Oracle firmly supports Ethernet and does not use InfiniBand. Oracle Cloud Infrastructure (OCI) leverages Nvidia GPUs and ConnectX NICs to build a supercluster based on ROCEv2 RDMA. OCI builds a separate RDMA network, based on a custom congestion notification protocol of DC-QCN, minimizes the use of PFC, and fine-tunes custom profiles for AI and HPC workloads.

NVIDIA

NVIDIA’s GPUs and its full-stack AI/ML solutions make it an undisputed upstream player in the market. NVIDIA DGX Cloud solution integrates Quantum-2 (25.6Tbs) InfiniBand switch with ConnectX and Bluefield network adapters. These network adapters support both Ethernet and InfiniBand. The full-stack InfiniBand solution based on DGX Cloud will also be sold to telecom and enterprise markets by NVIDIA and its OEMs. However, NVIDIA is also investing heavily in Ethernet through its Spectrum-X switch. A few years ago, InfiniBand was the preferred architecture for AI training, making it the ideal choice for NVIDIA’s integrated DGX cloud solution.
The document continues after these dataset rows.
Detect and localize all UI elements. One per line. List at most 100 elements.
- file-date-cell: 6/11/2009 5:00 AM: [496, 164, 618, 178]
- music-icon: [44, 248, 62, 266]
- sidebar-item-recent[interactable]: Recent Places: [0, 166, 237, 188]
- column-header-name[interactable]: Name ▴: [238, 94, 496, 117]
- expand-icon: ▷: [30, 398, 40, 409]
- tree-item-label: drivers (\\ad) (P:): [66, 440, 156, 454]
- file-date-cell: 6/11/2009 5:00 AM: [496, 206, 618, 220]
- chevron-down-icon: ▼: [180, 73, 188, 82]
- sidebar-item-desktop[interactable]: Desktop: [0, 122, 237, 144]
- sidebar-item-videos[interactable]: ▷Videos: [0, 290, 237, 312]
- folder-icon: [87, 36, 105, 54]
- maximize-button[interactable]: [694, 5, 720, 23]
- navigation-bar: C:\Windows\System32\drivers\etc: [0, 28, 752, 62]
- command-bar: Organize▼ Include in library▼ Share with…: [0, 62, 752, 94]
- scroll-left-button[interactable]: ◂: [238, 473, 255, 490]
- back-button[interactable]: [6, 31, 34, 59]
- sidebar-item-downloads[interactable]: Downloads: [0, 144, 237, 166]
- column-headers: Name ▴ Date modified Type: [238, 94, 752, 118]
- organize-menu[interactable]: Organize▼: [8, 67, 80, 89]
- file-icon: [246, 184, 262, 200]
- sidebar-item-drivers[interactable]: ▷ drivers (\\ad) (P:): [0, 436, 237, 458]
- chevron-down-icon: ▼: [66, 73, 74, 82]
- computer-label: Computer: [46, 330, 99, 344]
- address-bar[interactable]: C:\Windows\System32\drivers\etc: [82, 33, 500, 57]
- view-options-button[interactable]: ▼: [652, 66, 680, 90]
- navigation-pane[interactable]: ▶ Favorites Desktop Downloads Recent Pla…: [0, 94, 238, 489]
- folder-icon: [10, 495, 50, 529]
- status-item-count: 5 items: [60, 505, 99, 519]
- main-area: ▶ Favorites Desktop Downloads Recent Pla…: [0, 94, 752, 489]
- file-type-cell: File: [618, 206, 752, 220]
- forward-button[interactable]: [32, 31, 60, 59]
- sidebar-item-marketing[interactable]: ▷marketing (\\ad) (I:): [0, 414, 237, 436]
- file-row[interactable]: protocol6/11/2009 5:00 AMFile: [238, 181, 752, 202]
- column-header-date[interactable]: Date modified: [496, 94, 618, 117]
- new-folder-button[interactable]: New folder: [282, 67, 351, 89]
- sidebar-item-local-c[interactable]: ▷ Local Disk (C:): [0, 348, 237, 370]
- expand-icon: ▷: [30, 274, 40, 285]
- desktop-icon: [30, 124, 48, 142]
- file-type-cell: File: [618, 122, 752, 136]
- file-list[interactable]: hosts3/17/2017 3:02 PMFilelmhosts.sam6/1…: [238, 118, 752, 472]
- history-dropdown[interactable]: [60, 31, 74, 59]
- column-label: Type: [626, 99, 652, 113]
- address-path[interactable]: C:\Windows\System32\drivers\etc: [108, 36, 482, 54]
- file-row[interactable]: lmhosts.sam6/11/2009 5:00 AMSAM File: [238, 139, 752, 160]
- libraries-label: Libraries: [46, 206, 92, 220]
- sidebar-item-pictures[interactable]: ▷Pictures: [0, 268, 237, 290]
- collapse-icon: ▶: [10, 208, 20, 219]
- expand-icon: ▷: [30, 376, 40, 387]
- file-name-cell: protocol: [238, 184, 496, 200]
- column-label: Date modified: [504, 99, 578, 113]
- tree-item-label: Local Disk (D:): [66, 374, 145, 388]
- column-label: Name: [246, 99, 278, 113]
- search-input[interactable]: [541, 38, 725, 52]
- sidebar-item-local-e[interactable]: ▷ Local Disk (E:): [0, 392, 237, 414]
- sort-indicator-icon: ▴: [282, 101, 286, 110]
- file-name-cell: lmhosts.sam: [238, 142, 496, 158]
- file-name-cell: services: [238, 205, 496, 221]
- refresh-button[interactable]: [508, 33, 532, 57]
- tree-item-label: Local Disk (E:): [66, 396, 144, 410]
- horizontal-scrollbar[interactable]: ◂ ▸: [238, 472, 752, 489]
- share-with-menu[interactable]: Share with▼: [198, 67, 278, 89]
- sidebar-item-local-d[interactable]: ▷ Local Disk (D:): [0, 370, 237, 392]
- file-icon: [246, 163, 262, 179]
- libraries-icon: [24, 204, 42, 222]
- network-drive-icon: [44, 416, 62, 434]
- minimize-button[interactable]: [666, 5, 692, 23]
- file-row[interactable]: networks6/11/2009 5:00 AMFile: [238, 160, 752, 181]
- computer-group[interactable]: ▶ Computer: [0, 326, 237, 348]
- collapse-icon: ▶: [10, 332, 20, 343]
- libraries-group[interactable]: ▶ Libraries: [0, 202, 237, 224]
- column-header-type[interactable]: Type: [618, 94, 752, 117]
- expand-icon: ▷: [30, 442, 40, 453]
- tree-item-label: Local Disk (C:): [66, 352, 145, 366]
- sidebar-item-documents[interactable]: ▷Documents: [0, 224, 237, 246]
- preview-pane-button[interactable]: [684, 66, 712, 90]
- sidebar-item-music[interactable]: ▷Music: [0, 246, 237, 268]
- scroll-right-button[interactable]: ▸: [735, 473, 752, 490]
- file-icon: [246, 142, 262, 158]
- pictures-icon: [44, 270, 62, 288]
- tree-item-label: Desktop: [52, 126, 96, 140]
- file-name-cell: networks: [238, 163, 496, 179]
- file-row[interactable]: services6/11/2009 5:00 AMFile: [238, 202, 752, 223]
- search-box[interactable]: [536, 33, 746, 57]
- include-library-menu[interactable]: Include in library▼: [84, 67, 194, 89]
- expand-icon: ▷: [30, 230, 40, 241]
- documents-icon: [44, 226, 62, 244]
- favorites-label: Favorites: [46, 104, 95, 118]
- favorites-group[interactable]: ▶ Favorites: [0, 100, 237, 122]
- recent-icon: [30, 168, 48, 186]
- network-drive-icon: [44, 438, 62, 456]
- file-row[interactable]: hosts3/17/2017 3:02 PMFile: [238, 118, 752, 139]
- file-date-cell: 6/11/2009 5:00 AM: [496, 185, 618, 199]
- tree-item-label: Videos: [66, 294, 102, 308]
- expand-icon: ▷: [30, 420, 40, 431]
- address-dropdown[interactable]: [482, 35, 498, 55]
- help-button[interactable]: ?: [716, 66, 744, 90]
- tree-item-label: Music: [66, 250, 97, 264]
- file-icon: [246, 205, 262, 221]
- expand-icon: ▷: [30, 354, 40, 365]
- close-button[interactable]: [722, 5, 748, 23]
With the launch of the NVIDIA Spectrum-X Ethernet switch (capacity of 51.2 Tbs, twice the capacity of InfiniBand switch), NVIDIA will switch to Ethernet for large-scale GPU deployment, to take advantage of Ethernet’s higher port speed, cost-effectiveness, and scalability. Spectrum-X Ethernet switch supports advanced ROCEv2 extensions – RoCE adaptive routing and congestion control, telemetry support, and in-network computing called collective (through NVIDIA’s SHARP product).

Broadcom

Broadcom offers comprehensive AI/HPC network solutions, including switch chips and network adapters. Broadcom’s strategic acquisition of “Correct Networks” introduced a transport protocol based on EQDS UDP, which moves all queuing activities from the core network to the transmitting host or leaf switch. This approach supports switch optimization in the Jericho3/Ramon3 chip combination, which is a “fully scheduled fabric” equipped with packet spraying, reordering buffers in leaf switches, path rebalancing, congestion notification dropping, and hardware-driven in-band fault recovery mechanisms. The Tomahawk (52Tbs) series is designed to optimize single-chip capacity and is not a fully scheduled fabric. Tomahawk switches also support edge queues, as well as latency-critical functions in hardware, such as global fabric-level load balancing and path rebalancing. Tomahawk does not support packet sorting in leaf switches, so packet reordering buffers need to be implemented in network adapters (endpoints).

Cisco

Cisco recently launched the Silicon One 52Tb/s switch, demonstrating the versatility of its network solutions. The switch is P4 programmable, allowing flexible programming for various network use cases. Cisco’s Silicon One-based switches provide support for fully scheduled fabrics, load balancing, hardware fault isolation, and telemetry. Cisco partners with multiple NIC vendors to provide complete AI/ML network solutions.

Conclusion

The journey of Ethernet standardization for AI/HPC networks has just begun, and it requires further cost and power reduction through scale, open innovation, and multi-vendor competition. The Super Ethernet Alliance is composed of major network stakeholders and is committed to creating an open, “full-stack” Ethernet solution tailored for AI/HPC workloads. As mentioned above, most of the “necessary” AI/HPC network technologies have been deployed by various Ethernet vendors and hyperscalers in some form or way. Therefore, the challenge of standardization is not technical, but more about building consensus.